Em outras palavras, se por «no princípio» se compreende uma operação completada em um dado momento, isto é, no começo do próprio tempo, então, naturalmente, a Gradação e a Evolução serão conceitos incompatíveis. Quanto a esse «princípio», é evidente que (como diz Santo Agostinho) a pergunta «Que estava fazendo Deus antes de criar o mundo?» carece de sentido; ou, dito de outro modo, há que se compreender que uma sucessão de acontecimentos no eterno agora (cuja experiência empírica é impossível) é tão inconcebível quanto a noção de uma locomoção no Infinito. O que nossos filósofos realmente compreendem por «no princípio» é uma prioridade lógica, e não uma prioridade temporal. Assim, como diz o Mestre Eckhart, «como disse muitas vezes, Deus está criando a totalidade do mundo agora, neste instante» (ed. Pfeiffer, p. 206); e Jacob Boehme: «trata-se de um começo sempiterno» (Myst. Pansophicum IV.9). Do mesmo modo, no Rig Veda: pois, como observa com acerto o Professor Keith, «Esta criação não pode ser considerada como um único ato definitivo; antes, considera-se como um processo contínuo» (Harvard Oriental Series 18, CXXVI). Isso não significa que essa criação não esteja concluída in principio e ex tempore, mas que é apreendida por nós mesmos como uma sequência temporal e como se causa e efeito pudessem ser separados entre si por períodos sensíveis. «Certamente, naquele tempo todas as coisas ocorreram simultaneamente... mas na narrativa inscreveu-se necessariamente uma sequência devido à sua subsequente geração umas a partir das outras» (Filon, De Opif. Mundi 67) — do mesmo modo que se inscreve na narrativa do evolucionista; o que a Gradação expressa sub specie aeternitatis, o Mito narra sub specie aeviternitatis, e a História sub specie temporis. «Aquilo que tem sua raiz na natureza do Todo (no Mito) é tratado figurativamente como vindo a ser por geração e criação; assim, a etapa e a sequência são transferidas, por clareza de exposição, a coisas cujo ser e forma definidos são eternos» (Plotino, Enéadas IV.8.4). «O princípio, que é pensamento, chega ao seu fim na ação; sabe que, de tal modo, se deu a construção do mundo na eternidade» (Rumi, Mathnawi II.970). E, finalmente (para o presente propósito): «Nem antes nem depois procedeu o discurso de Deus sobre estas águas» (Dante, Paradiso XXIX.20-1).
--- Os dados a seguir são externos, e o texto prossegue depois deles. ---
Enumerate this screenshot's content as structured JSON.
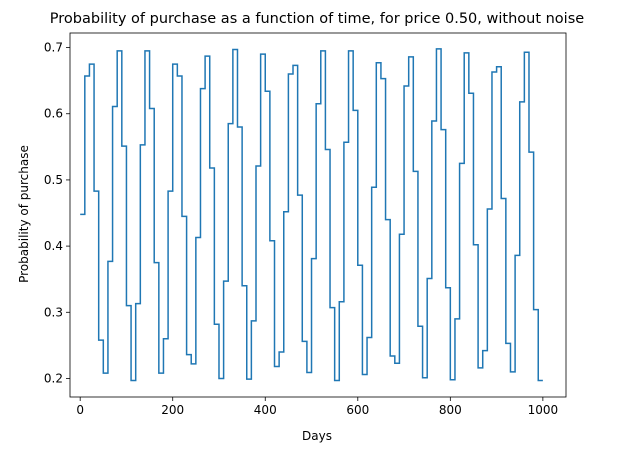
{
  "chart_data": {
    "type": "line",
    "title": "Probability of purchase as a function of time, for price 0.50, without noise",
    "xlabel": "Days",
    "ylabel": "Probability of purchase",
    "xlim": [
      -22,
      1050
    ],
    "ylim": [
      0.172,
      0.722
    ],
    "xticks": [
      0,
      200,
      400,
      600,
      800,
      1000
    ],
    "yticks": [
      0.2,
      0.3,
      0.4,
      0.5,
      0.6,
      0.7
    ],
    "ytick_format": 1,
    "grid": false,
    "legend": "none",
    "line_color": "#1f77b4",
    "step_days": 10,
    "series": [
      {
        "x": [
          0,
          10,
          20,
          30,
          40,
          50,
          60,
          70,
          80,
          90,
          100,
          110,
          120,
          130,
          140,
          150,
          160,
          170,
          180,
          190,
          200,
          210,
          220,
          230,
          240,
          250,
          260,
          270,
          280,
          290,
          300,
          310,
          320,
          330,
          340,
          350,
          360,
          370,
          380,
          390,
          400,
          410,
          420,
          430,
          440,
          450,
          460,
          470,
          480,
          490,
          500,
          510,
          520,
          530,
          540,
          550,
          560,
          570,
          580,
          590,
          600,
          610,
          620,
          630,
          640,
          650,
          660,
          670,
          680,
          690,
          700,
          710,
          720,
          730,
          740,
          750,
          760,
          770,
          780,
          790,
          800,
          810,
          820,
          830,
          840,
          850,
          860,
          870,
          880,
          890,
          900,
          910,
          920,
          930,
          940,
          950,
          960,
          970,
          980,
          990,
          1000
        ],
        "y": [
          0.448,
          0.657,
          0.675,
          0.483,
          0.258,
          0.208,
          0.377,
          0.611,
          0.695,
          0.551,
          0.31,
          0.197,
          0.313,
          0.553,
          0.695,
          0.608,
          0.375,
          0.208,
          0.26,
          0.483,
          0.675,
          0.657,
          0.445,
          0.236,
          0.222,
          0.413,
          0.638,
          0.687,
          0.518,
          0.282,
          0.2,
          0.347,
          0.585,
          0.697,
          0.58,
          0.34,
          0.199,
          0.287,
          0.521,
          0.69,
          0.634,
          0.408,
          0.218,
          0.24,
          0.452,
          0.66,
          0.673,
          0.477,
          0.256,
          0.209,
          0.381,
          0.615,
          0.695,
          0.546,
          0.307,
          0.197,
          0.316,
          0.557,
          0.695,
          0.605,
          0.371,
          0.206,
          0.262,
          0.489,
          0.677,
          0.653,
          0.44,
          0.234,
          0.223,
          0.418,
          0.642,
          0.686,
          0.513,
          0.279,
          0.201,
          0.351,
          0.589,
          0.698,
          0.576,
          0.337,
          0.198,
          0.29,
          0.525,
          0.692,
          0.631,
          0.402,
          0.216,
          0.242,
          0.456,
          0.663,
          0.671,
          0.472,
          0.253,
          0.21,
          0.386,
          0.618,
          0.693,
          0.542,
          0.304,
          0.197,
          0.197
        ]
      }
    ]
  }
}
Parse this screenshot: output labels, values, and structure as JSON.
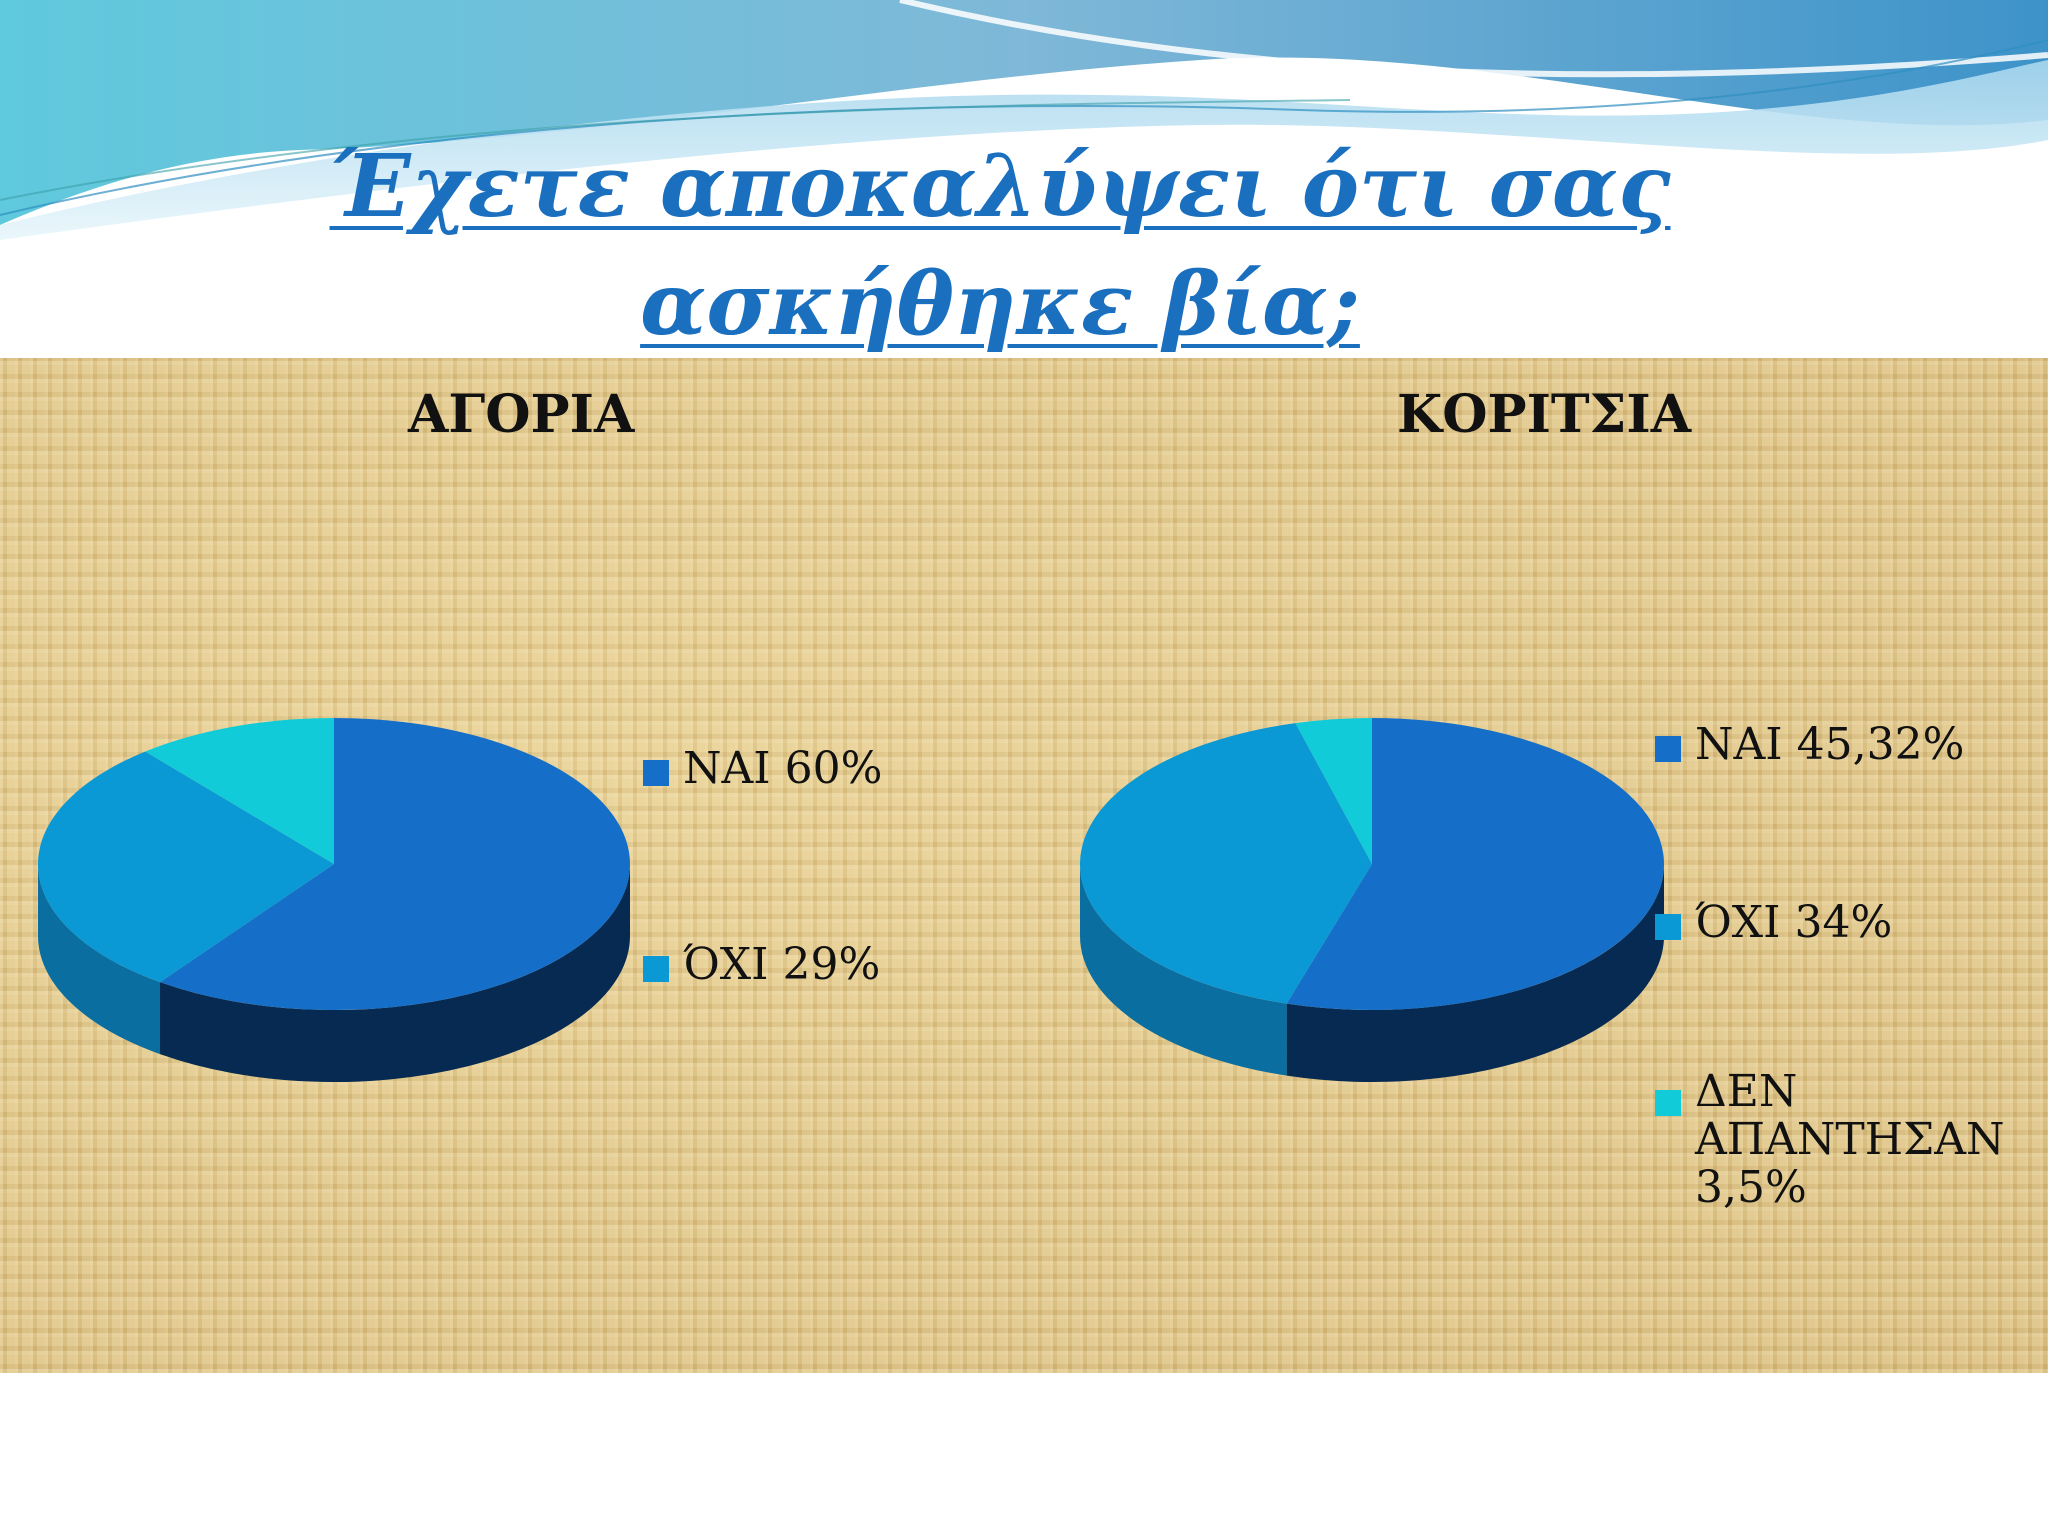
{
  "title": "Έχετε αποκαλύψει ότι σας ασκήθηκε βία;",
  "colors": {
    "nai": "#156fc8",
    "oxi": "#0b99d6",
    "no_answer": "#12cbd8",
    "title": "#1a6fbf"
  },
  "chart_data": [
    {
      "type": "pie",
      "title": "ΑΓΟΡΙΑ",
      "legend": [
        "ΝΑΙ 60%",
        "ΌΧΙ 29%"
      ],
      "slices": [
        {
          "label": "ΝΑΙ",
          "value": 60
        },
        {
          "label": "ΌΧΙ",
          "value": 29
        },
        {
          "label": "",
          "value": 11
        }
      ],
      "legend_placement": "right"
    },
    {
      "type": "pie",
      "title": "ΚΟΡΙΤΣΙΑ",
      "legend": [
        "ΝΑΙ 45,32%",
        "ΌΧΙ 34%",
        "ΔΕΝ ΑΠΑΝΤΗΣΑΝ 3,5%"
      ],
      "legend_lines_3": [
        "ΔΕΝ",
        "ΑΠΑΝΤΗΣΑΝ",
        "3,5%"
      ],
      "slices": [
        {
          "label": "ΝΑΙ",
          "value": 45.32
        },
        {
          "label": "ΌΧΙ",
          "value": 34
        },
        {
          "label": "ΔΕΝ ΑΠΑΝΤΗΣΑΝ",
          "value": 3.5
        }
      ],
      "legend_placement": "right"
    }
  ]
}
Assim, os conceitos de um modelo ou «mundo inteligível», ideal e eterno, inextenso no espaço e no tempo, e os de um «mundo sensível» e temporal, extenso no espaço e no tempo como eco, reflexão ou imitação do outro, não são alternativos, mas correlativos. Cada um implica o outro; a uniformidade do mundo inteligível é de todo modo compatível com a multiformidade de suas manifestações. Um conflito real entre a ciência e a religião é inimaginável; os conflitos atuais ocorrem sempre entre cientistas ignorantes da filosofia religiosa e fundamentalistas religiosos que sustentam que a verdade de seu mito é histórica. Nenhum desses casos pode ser realmente perigoso para aquele que é capaz de pensar em mais de um nível de referência; por outro lado, não se pretende aqui sugerir que o Dr. Ashley Montagu se enquadre em qualquer dessas categorias.